It’s never my intention to offend, and I remember thinking long and hard about including the particular Kaysen passage in question. In the end, I decided to put it in. What I was conveying in the book at that point was how much we can learn about a character by dialogue. What I quoted was a snippet of dialogue that was very revealing about Kaysen’s mindset at that particular point in her memoir. The (offensive) phrase displayed her lack of sophistication, her earthiness. And she was speaking unabashedly in front of her doctor, thereby also revealing a certain naiveté and (ironically) innocence. It never occurred to her that she was saying anything offensive. All of this revealed much about Kaysen’s character in a precious few lines of speech. In other words, I used the passage precisely because of the profanity. And therein lies the context for the quote.
Well, you can’t please everybody, of course, but the review made me think about a larger question: why do we read memoirs, anyway? I’m sure the answer depends on the reader. But for me, I see memoirs as a wonderful way to stretch myself. Memoirs show us other walks of life, introducing us to people who think (and talk) differently than we do. Sometimes a memoir might not be comfortable to read. I would suggest that that is the exact reason we ought to read a memoir. To take us out of our comfort zone. To see the world from a completely different perspective. To experience something of life from another point of view, even if it’s uncomfortable, even if it’s distressing, even if it’s painful. Even if it’s offensive.

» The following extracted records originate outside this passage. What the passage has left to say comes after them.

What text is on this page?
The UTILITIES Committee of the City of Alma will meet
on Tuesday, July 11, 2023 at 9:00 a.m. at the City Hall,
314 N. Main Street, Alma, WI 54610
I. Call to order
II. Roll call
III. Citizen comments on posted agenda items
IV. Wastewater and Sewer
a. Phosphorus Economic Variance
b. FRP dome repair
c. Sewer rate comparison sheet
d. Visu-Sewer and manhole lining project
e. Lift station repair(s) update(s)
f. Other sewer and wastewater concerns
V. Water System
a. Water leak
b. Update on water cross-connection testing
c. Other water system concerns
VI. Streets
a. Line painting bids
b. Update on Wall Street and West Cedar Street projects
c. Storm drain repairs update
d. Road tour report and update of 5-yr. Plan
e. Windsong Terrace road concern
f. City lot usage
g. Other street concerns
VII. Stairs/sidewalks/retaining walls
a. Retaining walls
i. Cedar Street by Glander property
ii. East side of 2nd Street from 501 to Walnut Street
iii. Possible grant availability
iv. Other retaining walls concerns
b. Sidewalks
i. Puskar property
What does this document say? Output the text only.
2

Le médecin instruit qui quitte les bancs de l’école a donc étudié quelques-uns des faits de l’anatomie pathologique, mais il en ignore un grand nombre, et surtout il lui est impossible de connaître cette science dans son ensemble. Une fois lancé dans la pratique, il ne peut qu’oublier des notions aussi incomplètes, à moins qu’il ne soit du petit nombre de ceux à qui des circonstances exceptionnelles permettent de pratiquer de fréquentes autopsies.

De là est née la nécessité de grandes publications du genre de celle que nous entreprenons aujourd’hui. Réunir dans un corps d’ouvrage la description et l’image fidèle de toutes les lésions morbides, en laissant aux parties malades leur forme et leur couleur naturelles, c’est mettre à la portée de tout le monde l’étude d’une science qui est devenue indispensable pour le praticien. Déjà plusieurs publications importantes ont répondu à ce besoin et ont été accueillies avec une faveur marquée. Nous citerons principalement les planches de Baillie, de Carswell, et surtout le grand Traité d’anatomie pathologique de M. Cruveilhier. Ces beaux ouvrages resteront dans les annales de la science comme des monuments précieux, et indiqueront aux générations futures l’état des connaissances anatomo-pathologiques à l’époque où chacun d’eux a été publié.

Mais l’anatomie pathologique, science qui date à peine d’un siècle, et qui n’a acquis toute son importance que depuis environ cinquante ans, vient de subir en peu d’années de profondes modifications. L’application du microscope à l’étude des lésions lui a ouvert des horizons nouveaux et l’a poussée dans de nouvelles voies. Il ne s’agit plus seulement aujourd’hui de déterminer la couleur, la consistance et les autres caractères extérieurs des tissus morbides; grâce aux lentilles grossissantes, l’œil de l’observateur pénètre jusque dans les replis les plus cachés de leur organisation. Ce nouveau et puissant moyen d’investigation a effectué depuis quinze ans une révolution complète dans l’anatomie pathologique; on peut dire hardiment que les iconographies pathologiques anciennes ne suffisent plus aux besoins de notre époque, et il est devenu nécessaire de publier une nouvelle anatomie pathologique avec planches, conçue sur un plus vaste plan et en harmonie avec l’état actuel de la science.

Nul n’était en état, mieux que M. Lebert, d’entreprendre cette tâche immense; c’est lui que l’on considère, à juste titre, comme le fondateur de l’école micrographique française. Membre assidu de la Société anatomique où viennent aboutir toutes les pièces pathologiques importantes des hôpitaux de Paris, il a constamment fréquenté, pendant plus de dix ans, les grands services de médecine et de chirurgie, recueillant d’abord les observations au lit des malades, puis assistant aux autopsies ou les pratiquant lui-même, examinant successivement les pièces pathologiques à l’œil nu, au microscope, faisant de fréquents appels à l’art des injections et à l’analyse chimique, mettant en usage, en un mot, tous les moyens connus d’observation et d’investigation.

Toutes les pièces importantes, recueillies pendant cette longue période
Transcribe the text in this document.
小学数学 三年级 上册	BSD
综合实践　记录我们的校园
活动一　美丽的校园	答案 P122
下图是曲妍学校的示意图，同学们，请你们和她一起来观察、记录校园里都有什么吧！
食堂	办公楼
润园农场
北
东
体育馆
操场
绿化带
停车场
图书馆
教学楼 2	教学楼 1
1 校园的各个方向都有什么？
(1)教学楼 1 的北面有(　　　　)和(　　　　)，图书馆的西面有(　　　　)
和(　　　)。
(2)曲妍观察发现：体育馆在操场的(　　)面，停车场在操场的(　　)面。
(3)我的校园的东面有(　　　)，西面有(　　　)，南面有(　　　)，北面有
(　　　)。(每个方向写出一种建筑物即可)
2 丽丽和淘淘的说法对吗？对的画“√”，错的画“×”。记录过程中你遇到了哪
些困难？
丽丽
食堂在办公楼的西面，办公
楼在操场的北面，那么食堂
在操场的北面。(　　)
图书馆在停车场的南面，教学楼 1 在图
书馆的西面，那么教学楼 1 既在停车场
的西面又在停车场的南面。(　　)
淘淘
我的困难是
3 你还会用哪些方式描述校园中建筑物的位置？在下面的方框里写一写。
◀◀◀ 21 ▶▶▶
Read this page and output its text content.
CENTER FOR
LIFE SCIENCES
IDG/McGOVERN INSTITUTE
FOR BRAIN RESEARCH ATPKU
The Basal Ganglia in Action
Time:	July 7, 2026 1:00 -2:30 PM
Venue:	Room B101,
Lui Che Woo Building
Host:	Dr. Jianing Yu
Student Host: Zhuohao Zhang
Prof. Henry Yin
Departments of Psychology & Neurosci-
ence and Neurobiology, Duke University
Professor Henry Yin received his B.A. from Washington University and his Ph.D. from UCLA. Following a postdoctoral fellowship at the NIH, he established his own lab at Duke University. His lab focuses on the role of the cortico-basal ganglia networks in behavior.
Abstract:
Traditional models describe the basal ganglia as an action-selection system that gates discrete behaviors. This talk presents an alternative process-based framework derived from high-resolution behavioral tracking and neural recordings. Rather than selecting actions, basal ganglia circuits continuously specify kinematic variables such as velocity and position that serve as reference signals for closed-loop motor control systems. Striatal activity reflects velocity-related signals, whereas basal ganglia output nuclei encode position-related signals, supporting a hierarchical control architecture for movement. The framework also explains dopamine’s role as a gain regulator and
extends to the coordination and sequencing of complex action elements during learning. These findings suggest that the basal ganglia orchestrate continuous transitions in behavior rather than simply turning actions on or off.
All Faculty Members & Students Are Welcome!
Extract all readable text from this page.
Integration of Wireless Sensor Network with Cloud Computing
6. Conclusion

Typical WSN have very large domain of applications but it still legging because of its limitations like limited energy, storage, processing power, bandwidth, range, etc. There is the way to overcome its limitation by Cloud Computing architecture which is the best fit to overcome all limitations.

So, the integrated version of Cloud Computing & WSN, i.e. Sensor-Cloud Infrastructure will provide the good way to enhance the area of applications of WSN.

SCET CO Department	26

The beauty is that we can do all of this from the comfort of our own living rooms. That’s the power of books, and the power of memoir in particular.
The other choice is to remain insulated, reading books about people and experiences that are already comfortably familiar to us. Books that don’t offend, in language or in deed. Books about people we agree with and whose ideas mirror our own. Books, in other words, that teach us very little.
There’s a big world out there, full of all sorts of people with all sorts of backgrounds and all sorts of ideas. Much of that world a person might never see in a lifetime. Ah, but by simply opening up a good book—especially a gripping memoir—we can at least experience something of the world that we would otherwise never experience. That, at least it seems to me, is a fine reason to read memoir. By so doing, we can learn. We can grow. And there’s nothing offensive about that.